THE IMPACT OF SYSTEMATIC UNCERTAINTIES IN STELLAR PARAMETERS ON INTEGRATED SPECTRA OF STELLAR POPULATIONS

In this paper, we investigate a hitherto unexplored source of potentially significant error in stellar population synthesis (SPS) models, caused by systematic uncertainties associated with the three fundamental stellar atmospheric parameters: effective temperature T-eff, surface gravity g, and iron abundance [Fe/H]. All SPS models rely on calibrations of T-eff, log g, and [Fe/H] scales, which are implicit in stellar models, isochrones, and synthetic spectra, and are explicitly adopted for empirical spectral libraries. We assess the effect of a mismatch in scales between isochrones and spectral libraries (the two key components of SPS models) and quantify the effects on 23 commonly used diagnostic line indices. We find that typical systematic offsets of 100 K in T-eff, 0.15 dex in [Fe/H] and/or 0.25 dex in log g significantly alter inferred absolute ages of simple stellar populations (SSPs) and that in some circumstances, relative ages also change.
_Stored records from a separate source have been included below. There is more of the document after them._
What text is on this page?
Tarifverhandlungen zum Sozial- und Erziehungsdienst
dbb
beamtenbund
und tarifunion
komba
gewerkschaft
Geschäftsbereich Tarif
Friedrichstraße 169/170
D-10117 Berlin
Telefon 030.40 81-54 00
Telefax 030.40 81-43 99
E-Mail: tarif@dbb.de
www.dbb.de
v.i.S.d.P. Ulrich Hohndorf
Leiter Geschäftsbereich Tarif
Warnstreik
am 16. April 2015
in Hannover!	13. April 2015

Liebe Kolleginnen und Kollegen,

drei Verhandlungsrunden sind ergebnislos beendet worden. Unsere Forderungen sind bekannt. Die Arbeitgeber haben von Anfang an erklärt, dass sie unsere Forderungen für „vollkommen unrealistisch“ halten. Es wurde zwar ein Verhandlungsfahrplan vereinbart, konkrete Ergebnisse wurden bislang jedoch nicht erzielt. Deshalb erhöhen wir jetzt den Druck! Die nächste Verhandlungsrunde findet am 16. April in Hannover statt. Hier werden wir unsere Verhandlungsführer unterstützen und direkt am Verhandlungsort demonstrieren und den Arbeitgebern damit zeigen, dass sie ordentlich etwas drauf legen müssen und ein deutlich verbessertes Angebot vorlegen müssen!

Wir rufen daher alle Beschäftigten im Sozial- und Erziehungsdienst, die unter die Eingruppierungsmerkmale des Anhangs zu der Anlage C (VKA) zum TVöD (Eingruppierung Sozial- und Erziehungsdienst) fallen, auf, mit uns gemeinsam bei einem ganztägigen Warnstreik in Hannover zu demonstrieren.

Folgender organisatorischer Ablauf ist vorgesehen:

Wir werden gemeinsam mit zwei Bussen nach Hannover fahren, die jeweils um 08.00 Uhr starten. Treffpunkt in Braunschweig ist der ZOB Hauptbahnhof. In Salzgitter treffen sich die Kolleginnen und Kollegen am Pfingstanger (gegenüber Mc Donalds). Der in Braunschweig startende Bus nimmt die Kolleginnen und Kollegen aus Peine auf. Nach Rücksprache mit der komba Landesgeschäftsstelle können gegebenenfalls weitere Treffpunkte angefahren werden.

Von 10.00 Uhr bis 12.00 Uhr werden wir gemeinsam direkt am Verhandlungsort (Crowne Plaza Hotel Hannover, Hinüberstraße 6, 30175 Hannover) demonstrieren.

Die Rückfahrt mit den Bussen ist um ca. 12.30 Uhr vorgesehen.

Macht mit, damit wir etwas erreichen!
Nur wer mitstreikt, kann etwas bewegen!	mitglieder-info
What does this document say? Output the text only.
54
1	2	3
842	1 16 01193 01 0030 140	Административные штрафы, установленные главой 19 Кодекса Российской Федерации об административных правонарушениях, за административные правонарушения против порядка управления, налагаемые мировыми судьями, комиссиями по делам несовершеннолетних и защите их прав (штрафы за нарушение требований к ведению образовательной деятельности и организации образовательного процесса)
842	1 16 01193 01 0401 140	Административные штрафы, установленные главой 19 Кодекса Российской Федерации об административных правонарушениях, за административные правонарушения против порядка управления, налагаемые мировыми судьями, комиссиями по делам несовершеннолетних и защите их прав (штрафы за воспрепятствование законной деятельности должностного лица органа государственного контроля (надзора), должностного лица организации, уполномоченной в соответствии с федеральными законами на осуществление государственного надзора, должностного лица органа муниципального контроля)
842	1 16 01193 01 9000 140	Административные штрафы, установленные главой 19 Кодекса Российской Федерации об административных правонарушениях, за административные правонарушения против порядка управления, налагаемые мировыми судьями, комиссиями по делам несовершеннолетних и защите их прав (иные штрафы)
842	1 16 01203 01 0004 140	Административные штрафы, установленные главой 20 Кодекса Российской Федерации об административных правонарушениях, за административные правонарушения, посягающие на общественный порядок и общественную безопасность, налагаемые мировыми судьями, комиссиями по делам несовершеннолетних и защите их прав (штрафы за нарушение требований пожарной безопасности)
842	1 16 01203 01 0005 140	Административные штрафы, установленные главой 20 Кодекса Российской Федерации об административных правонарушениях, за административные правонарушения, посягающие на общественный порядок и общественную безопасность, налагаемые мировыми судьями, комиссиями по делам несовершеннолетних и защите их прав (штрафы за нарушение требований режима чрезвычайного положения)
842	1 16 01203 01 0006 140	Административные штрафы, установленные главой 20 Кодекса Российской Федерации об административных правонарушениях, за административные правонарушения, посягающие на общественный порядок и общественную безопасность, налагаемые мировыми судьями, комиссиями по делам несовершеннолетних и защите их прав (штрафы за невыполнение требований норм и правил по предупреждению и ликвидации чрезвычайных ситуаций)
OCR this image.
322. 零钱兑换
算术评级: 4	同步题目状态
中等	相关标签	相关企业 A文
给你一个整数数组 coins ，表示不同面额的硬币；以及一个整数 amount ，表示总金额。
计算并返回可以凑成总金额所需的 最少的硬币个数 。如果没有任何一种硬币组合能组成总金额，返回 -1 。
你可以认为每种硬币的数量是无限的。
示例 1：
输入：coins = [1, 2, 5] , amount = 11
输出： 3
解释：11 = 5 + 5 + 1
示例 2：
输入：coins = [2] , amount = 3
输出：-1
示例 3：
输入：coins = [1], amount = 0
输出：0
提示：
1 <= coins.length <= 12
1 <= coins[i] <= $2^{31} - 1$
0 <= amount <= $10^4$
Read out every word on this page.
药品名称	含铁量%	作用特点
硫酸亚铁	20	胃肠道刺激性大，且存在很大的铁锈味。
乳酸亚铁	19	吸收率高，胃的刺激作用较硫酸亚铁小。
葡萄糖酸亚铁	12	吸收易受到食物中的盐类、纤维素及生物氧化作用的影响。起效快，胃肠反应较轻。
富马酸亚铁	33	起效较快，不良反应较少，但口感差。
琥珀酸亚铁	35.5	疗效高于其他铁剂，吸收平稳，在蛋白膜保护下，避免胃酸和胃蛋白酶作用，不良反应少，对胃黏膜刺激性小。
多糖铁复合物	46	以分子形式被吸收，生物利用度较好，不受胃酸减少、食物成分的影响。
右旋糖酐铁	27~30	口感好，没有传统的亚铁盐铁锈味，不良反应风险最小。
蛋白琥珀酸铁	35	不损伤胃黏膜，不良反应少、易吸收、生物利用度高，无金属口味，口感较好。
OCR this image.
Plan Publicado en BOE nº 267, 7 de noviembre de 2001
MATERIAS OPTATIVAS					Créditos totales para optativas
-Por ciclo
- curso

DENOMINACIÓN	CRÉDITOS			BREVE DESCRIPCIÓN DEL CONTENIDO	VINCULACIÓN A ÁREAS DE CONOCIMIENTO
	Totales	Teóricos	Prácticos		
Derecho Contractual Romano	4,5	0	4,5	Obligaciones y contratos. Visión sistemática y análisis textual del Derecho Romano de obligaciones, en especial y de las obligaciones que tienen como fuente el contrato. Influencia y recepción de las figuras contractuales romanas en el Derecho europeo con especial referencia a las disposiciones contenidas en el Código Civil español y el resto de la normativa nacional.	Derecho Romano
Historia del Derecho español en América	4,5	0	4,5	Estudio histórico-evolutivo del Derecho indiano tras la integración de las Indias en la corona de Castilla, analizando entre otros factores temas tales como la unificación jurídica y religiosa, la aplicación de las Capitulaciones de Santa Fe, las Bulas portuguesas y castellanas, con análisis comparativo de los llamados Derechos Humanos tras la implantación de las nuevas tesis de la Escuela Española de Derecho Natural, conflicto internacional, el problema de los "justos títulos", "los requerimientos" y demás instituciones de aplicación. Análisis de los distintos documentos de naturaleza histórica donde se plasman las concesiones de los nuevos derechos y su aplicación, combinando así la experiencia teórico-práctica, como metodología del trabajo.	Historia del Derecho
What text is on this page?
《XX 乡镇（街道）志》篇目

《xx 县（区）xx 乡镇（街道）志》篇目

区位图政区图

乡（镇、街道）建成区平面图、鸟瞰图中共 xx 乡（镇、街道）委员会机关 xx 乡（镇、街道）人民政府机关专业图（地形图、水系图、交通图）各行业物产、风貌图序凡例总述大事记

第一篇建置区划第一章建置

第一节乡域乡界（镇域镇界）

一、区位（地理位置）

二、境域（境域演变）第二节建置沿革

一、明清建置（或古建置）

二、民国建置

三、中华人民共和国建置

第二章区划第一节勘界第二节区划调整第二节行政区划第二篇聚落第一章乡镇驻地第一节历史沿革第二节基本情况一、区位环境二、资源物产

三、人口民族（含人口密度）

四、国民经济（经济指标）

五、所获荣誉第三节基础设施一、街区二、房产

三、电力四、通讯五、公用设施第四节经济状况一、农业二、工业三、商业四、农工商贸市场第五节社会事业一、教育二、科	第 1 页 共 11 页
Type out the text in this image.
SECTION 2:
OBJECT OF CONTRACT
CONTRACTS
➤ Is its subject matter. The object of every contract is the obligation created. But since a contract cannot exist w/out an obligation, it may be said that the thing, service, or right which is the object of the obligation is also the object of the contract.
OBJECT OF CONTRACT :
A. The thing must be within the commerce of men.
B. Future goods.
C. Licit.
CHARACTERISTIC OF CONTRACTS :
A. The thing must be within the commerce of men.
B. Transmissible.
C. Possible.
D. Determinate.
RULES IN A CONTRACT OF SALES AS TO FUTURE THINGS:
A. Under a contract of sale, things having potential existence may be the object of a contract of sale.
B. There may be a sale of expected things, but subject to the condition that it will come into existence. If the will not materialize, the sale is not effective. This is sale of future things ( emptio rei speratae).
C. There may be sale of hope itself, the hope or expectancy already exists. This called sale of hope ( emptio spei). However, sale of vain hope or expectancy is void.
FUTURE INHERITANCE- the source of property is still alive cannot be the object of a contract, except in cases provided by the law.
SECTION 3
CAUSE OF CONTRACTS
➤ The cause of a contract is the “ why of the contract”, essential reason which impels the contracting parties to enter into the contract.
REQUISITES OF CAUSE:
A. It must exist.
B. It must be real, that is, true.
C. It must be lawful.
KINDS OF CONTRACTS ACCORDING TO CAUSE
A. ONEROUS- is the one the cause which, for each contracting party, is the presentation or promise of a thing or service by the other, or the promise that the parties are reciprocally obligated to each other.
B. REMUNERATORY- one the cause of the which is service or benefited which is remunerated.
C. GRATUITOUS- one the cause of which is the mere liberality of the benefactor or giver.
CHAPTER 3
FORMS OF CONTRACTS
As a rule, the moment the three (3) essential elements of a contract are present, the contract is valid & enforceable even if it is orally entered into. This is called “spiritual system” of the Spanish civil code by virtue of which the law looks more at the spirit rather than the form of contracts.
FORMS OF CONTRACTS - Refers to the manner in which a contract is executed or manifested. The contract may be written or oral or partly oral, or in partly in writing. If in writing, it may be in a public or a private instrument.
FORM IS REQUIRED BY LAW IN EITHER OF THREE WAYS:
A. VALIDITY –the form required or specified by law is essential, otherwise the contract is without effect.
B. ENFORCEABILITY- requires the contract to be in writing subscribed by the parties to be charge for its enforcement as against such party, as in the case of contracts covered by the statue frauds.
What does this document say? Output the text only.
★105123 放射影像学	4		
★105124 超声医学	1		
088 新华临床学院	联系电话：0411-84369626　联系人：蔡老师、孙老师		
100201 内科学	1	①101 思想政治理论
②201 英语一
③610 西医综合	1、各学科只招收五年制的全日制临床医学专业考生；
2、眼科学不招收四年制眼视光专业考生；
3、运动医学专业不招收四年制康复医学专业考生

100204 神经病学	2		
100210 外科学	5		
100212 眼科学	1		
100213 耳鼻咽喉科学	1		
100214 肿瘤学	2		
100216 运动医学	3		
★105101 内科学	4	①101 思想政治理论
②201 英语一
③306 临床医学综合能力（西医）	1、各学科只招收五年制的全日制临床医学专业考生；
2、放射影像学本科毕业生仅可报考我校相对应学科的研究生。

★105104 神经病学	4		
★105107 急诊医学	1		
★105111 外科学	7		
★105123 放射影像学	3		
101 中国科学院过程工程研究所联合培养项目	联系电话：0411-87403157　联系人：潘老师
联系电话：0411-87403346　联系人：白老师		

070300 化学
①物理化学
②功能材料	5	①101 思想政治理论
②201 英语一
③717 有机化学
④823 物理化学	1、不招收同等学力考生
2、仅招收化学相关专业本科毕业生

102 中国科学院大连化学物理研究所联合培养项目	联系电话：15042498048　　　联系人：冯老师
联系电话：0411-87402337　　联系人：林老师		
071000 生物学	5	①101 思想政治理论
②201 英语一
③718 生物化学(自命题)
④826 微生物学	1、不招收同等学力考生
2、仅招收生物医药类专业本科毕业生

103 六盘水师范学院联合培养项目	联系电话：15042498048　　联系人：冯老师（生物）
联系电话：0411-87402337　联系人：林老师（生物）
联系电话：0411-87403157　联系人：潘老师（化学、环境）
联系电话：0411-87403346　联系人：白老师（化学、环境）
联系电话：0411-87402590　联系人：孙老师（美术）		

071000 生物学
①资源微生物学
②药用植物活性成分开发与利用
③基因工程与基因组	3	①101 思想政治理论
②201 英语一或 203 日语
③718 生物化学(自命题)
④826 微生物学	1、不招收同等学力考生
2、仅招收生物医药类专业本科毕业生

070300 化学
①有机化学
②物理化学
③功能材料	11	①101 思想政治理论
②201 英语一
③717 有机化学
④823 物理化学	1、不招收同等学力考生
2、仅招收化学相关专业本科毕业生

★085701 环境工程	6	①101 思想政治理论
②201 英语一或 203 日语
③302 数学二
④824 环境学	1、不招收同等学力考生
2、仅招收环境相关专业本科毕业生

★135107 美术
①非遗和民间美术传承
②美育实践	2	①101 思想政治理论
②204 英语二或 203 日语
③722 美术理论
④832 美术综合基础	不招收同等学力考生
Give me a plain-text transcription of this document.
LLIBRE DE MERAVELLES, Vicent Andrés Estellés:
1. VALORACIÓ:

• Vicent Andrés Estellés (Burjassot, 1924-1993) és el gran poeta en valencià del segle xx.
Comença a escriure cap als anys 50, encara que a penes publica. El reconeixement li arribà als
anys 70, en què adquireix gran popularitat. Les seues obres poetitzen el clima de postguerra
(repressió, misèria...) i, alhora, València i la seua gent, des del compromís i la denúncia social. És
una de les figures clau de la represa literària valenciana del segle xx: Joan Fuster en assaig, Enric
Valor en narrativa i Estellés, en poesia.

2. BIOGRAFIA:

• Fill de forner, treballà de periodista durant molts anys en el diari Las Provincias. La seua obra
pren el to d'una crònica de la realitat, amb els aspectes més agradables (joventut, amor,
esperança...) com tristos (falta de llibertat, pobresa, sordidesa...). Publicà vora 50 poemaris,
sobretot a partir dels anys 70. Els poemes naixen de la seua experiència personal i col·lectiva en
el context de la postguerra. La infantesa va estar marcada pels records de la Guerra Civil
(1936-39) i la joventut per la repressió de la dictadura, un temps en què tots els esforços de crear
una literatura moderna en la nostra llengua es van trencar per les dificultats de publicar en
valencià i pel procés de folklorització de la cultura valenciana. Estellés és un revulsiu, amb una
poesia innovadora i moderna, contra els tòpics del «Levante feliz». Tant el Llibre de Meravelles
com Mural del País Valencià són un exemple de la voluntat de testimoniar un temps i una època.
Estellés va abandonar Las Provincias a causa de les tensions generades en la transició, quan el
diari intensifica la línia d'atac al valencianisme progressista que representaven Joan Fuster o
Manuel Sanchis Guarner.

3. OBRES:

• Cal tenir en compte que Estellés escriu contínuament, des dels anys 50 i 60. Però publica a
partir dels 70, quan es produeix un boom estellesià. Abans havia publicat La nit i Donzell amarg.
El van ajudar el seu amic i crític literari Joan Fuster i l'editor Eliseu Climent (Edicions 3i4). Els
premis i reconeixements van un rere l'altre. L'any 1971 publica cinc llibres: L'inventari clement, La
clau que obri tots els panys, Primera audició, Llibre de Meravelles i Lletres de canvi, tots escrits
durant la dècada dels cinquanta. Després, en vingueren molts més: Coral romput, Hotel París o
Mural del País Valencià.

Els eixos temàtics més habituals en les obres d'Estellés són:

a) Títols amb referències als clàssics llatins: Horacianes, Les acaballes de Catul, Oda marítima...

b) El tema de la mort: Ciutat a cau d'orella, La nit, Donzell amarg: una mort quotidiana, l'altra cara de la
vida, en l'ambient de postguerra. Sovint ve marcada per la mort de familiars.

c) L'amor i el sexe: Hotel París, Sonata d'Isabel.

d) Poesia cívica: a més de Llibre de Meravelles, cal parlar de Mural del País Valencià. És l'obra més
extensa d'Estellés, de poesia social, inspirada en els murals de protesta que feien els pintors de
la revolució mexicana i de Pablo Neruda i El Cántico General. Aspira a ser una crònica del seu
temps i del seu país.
Offsets in T-eff, log g, and [Fe/H] scales for a scaled-solar SSP produce deviations from the model which can mimic the effects of altering abundance ratios to non-scaled-solar chemical compositions, and could also be spuriously interpreted as evidence for a more complex population, especially when multiple-index or full spectral energy distribution fitting methods are used. We stress that the behavior we find can potentially affect any SPS models, whether using full integrated spectra or fitting functions to determine line strengths. We present measured offsets in 23 diagnostic line indices and urge caution in the overinterpretation of line-index data for stellar populations.